If toothbrushes are, as charged, "unreasonably dangerous" because of the absence of warnings and instructions, try to imagine the words which, if printed on toothbrush packages, would immunize manufacturers against such a complaint. "Warning: In brushing, too much is too much." "Instructions: Hold brush in hand. Insert the end with the bristles into your mouth. Move brush up and down. Stop before you wear out your teeth." Or perhaps: "Look, this toothbrush is not normally a dangerous implement, but neither is it intended for ninnies who can't figure out how to brush their teeth without doing them irreparable harm."
This suit is just part of a great American growth industry--litigation that expresses the belief that everyone has an entitlement to compensation for any unpleasantness; litigation that displaces responsibility from individuals to corporations with money. This industry was, of course, up and running before the tobacco litigation, but that taught lawyers just how lucrative it could be to blame individuals' foolishness on, say, Joe Camel.

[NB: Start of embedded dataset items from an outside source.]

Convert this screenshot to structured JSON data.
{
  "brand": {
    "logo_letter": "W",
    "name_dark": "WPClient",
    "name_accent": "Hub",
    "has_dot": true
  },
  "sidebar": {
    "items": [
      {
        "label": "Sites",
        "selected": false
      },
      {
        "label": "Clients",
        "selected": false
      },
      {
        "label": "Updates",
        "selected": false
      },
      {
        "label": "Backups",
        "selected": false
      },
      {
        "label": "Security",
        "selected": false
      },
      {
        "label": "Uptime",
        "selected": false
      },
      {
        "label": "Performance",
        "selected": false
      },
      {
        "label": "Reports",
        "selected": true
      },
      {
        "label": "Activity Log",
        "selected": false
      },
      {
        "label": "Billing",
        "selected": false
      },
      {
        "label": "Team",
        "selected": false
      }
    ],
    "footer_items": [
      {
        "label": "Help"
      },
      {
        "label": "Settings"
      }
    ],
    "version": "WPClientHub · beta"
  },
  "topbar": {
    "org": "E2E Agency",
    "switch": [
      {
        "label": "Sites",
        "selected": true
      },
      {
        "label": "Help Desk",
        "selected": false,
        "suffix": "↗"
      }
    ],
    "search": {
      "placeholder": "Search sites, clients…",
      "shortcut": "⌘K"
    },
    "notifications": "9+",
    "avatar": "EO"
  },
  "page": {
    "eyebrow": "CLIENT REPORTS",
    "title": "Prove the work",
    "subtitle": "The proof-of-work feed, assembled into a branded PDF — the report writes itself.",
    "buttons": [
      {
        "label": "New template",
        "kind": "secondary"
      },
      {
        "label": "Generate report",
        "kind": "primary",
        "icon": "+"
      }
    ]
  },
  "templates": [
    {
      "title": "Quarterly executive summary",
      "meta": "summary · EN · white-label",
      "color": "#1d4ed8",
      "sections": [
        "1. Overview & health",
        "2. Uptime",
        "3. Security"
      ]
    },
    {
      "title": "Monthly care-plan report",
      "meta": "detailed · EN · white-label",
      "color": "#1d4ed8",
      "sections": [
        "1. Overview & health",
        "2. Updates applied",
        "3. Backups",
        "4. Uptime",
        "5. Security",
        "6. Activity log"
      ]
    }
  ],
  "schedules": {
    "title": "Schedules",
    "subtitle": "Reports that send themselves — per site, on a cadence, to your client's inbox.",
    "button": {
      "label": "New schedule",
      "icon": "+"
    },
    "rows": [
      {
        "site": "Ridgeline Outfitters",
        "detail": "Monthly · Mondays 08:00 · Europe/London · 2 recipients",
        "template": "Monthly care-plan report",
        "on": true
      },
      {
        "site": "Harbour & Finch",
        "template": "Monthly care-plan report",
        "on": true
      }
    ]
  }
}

Now many cities are suing gun manufacturers for the "costs"--the numbers are guesses--of shootings. In a new wrinkle in tort law--a move that would make a trial lawyer blush, if that were possible--individuals who have been shot are suing groups of manufacturers without claiming to have been injured by a product made by any of the targeted manufacturers.
If you--your teeth are suddenly feeling a bit abraded, are they not?--want to climb aboard the latest gravy train pulling out of the station, log on to www.toothbrushlawsuit.com. You will be greeted warmly: "Welcome to the Toothbrush Lawsuit Web Site." Illinois residents can dial 1-877-sore gums. From the Web site you will learn that the disease is "progressive." That means not that Al Gore likes it, but that it gets worse if you keep making it worse. You also will learn that toothbrush abrasion "is most prevalent in those with good oral hygiene, i.e., people who brush their teeth." And "there are studies that show that people who do not brush their teeth, never develop" symptoms of toothbrush abrasion. Consider yourself warned.